For variables however, we want to exclude uppercase (\p{Lu}) and titlecase (\p{Lt}) categories from \p{ID_Start}. As already mentioned, we cannot use group subtraction in the regular expression, so instead we need to create a suitable group of characters on our own.

After removing the uppercase/titlecase categories from [\p{ID_Start}], we obtain the following group:

[\p{Ll}\p{Lm}\p{Lo}\p{Nl}\p{Other_ID_Start}-\p{Pattern_Syntax}-\p{Pattern_White_Space}]

At the time of writing the subtracted groups actually only remove a single character:

Mix.install([{:unicode_set, "~> 1.1"}])

Unicode.Set.to_utf8_char(
  "[[[:Ll:][:Lm:][:Lo:][:Nl:][:Other_ID_Start:]] & [[:Pattern_Syntax:][:Pattern_White_Space:]]]"
)
#=> {:ok, [11823]}

Consequently, by removing the subtraction we allow just one additional (not common) character, which is perfectly acceptable.

It's important to note that JavaScript regular expressions don't support the \p{Other_ID_Start} unicode category. Fortunately this category is a small set of characters introduces for backward compatibility, so we can enumerate it manually:

Mix.install([{:unicode_set, "~> 1.1"}])

Unicode.Set.to_utf8_char("[[[:Other_ID_Start:]] - [[:Pattern_Syntax:][:Pattern_White_Space:]]]")
|> elem(1)
|> Enum.flat_map(fn
  n when is_number(n) -> [n]
  range -> range
end)
|> Enum.map(&Integer.to_string(&1, 16))
#=> ["1885", "1886", "2118", "212E", "309B", "309C"]

Finally, we obtain this regular expression group for variable <Start>:

[\p{Ll}\p{Lm}\p{Lo}\p{Nl}\u1885\u1886\u2118\u212E\u309B\u309C]

Ref 7. Keyword token

We tokenize the whole keyword sequence like do: as a single token.
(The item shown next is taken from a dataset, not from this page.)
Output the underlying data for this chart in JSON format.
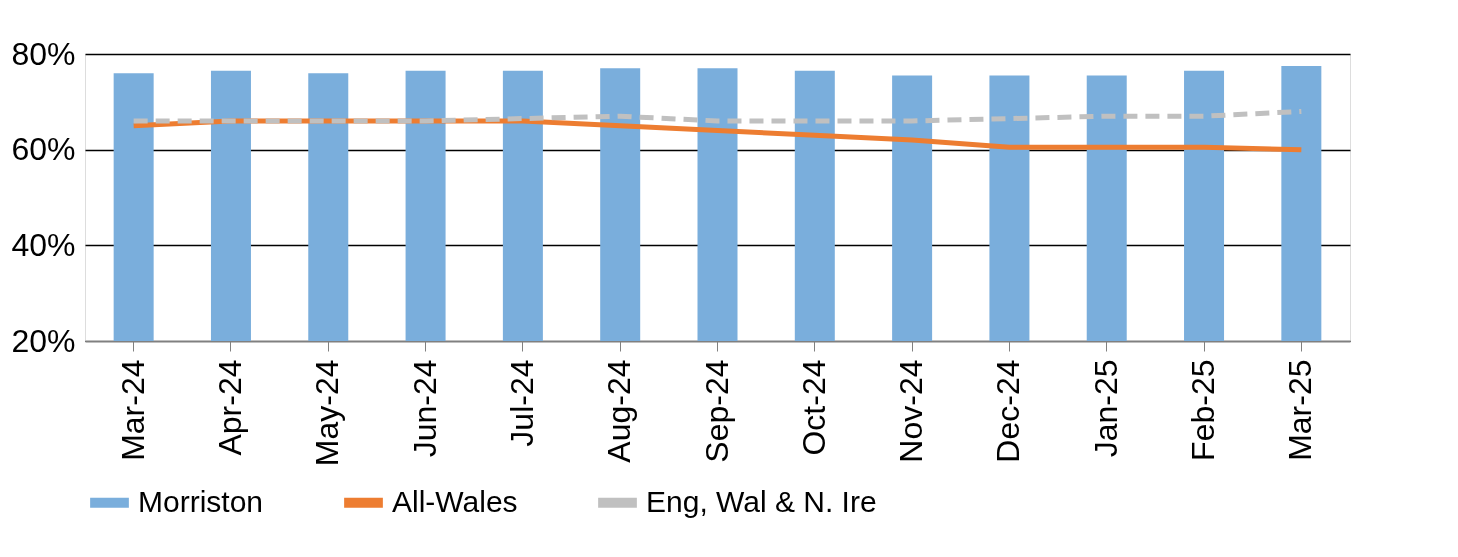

Ideally we wouldn't include the whitespace, but since we use token it gets include. However, this is an intentionally accepted tradeoff, because using token significantly simplifies the grammar and avoids conflicts.

The alternative approach would be to define keyword as seq(alias(choice(...), $._keyword_literal), $._keyword_end), where we list all other tokens that make for for valid keyword literal and use custom scanner for _keyword_end to look ahead without tokenizing the whitespace. However, this approach generates a number of conflicts because : is tokenized separately and phrases like fun fun • do or fun • {} are ambiguous (interpretation depends on whether : comes next). Resolving some of these conflicts (for instance special keywords like {} or %{}) requires the use of external scanner. Given the complexities this approach brings to the grammar, and consequently the parser, we stick to the simpler approach.